On 7 December 1877, the merchant ship SS Moctzeuma arrived at Puerto Plata in the Dominican Republic, where several Cuban insurgents boarded her posing as passengers. After she put back to sea, the insurgents murdered Moctezuma′s captain and several members of the crew who resisted them and commandeered the ship for use as a privateer, intending to attack Spanish shipping in the Caribbean. Sánchez Barcáiztegui, Jorge Juan, and the screw corvette were among the Spanish warships that set out to hunt down Moctezuma. Jorge Juan found Moctezuma on 3 January 1878 while patrolling with Tornado off Central America's Mosquito Coast.

===Loss===
The Cuban War of Independence broke out in 1895, again pitting Spanish forces in Cuba against insurgents. At midnight on 18 September 1895, Sánchez Barcáiztegui — with the commander of the Havana Naval base, Contraalmirante (Counter Admiral) Manuel Delgado y Parejo embarked — was off Havana near Morro Castle, operating with her lights off in an effort to surprise several Cuban insurgent ships. The Spanish merchant steamer , bound from Nuevitas, Cuba, to Havana carrying cargo and passengers, entered the bay on a collision course with Sánchez Barcáiztegui.

When Sánchez Barcáizteguis crew sighted the approaching steamer, her commanding officer, Capitán de fragata (Frigate Captain) Francisco Ibáñez Varela, ordered his ship to turn to starboard. At that moment, an oiler's hand got stuck in the warship's dynamo, causing the dynamo's drive belt to break, plunging the ship into darkness, and disabling her primary steering mechanism. Sánchez Barcáizteguis crew tried to correct her course using a servomotor, but the servomotor was too slow for Sánchez Barcáiztegui to answer her helm in time. At the same time, Conde de Mortera made an ill-advised turn to port which kept her on a collision course with Sánchez Barcáiztegui.

Conde de Mortera collided with Sánchez Barcáiztegui, striking her on her port bow. The merchant ship's bow became lodged in the sloop's side. Afraid that Sánchez Barcáiztegui would sink and drag his own ship down with her, Conde de Morteras captain, José Viñolas y Valle, ordered his ship's engines reversed. This succeeded in breaking Conde de Mortera free of Sánchez Barcáiztegui, but it also opened the hole in Sánchez Barcáizteguis side completely to the sea, accelerating the ingress of water. Seeing that Sánchez Barcáiztegui could not be saved, Ibáñez ordered his crew to abandon ship. Some sailors jumped overboard, while others manned her lifeboats.

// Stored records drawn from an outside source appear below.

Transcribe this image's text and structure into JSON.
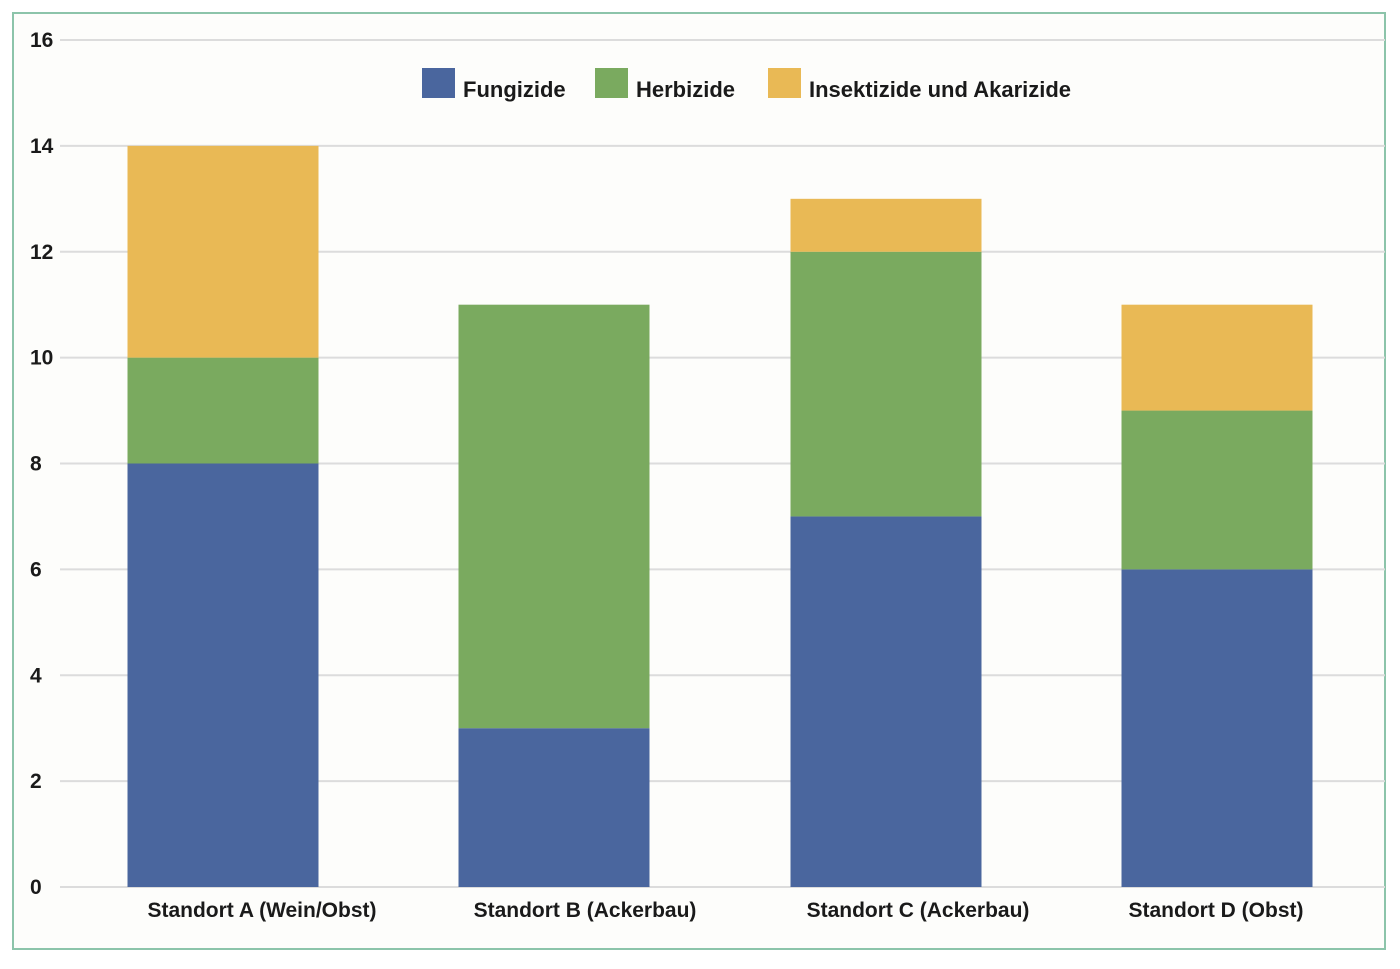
{
  "chart_data": {
    "type": "bar",
    "stacked": true,
    "categories": [
      "Standort A (Wein/Obst)",
      "Standort B (Ackerbau)",
      "Standort C (Ackerbau)",
      "Standort D (Obst)"
    ],
    "series": [
      {
        "name": "Fungizide",
        "color": "#4a669e",
        "values": [
          8,
          3,
          7,
          6
        ]
      },
      {
        "name": "Herbizide",
        "color": "#7aaa5f",
        "values": [
          2,
          8,
          5,
          3
        ]
      },
      {
        "name": "Insektizide und Akarizide",
        "color": "#e9b955",
        "values": [
          4,
          0,
          1,
          2
        ]
      }
    ],
    "title": "",
    "xlabel": "",
    "ylabel": "",
    "ylim": [
      0,
      16
    ],
    "yticks": [
      "0",
      "2",
      "4",
      "6",
      "8",
      "10",
      "12",
      "14",
      "16"
    ],
    "grid": true,
    "legend_position": "top-center",
    "frame_color": "#8cc4aa"
  }
}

The 67-year-old Delgado declined the offer to be evacuated and remained aboard Sánchez Barcáiztegui until five minutes before she sank, when an alférez de navío (ship-of-the-line ensign, the higher of the Spanish Navy's two ensign ranks) took him to one of the remaining lifeboats. The lifeboat did not have time to reach a safe distance, and when the sinking Sánchez Barcáiztegui capsized she swamped several lifeboats, including Delgado's, causing them to capsize as well. Exhausted, Delgado ordered the two men who were keeping him afloat to leave him to drown and swim away. They refused at first, but at his insistence finally had to leave him to his fate because of the danger of all three of them perishing.

Ibáñez waited until the last moment before jumping into the water. Sharks, attracted to the scene by the smell of blood, attacked and killed him. His mutilated body, headless and armless, was found the next day. In all, 32 men died in the sinking, including Delgado and Ibáñez.

Sánchez Barcáizteguis wreck posed a navigational hazard, and efforts to salvage it began a few days after the sinking. In 1896, the wreck's masts and funnel were removed, eliminating the hazard.

A court-martial was convened on 17 November 1897 to ascertain responsibility for the loss of Sánchez Barcáiztegui. Although the court could not clearly prove that Viñolas was at fault, it sentenced him to three months' arrest and ordered him to pay compensation.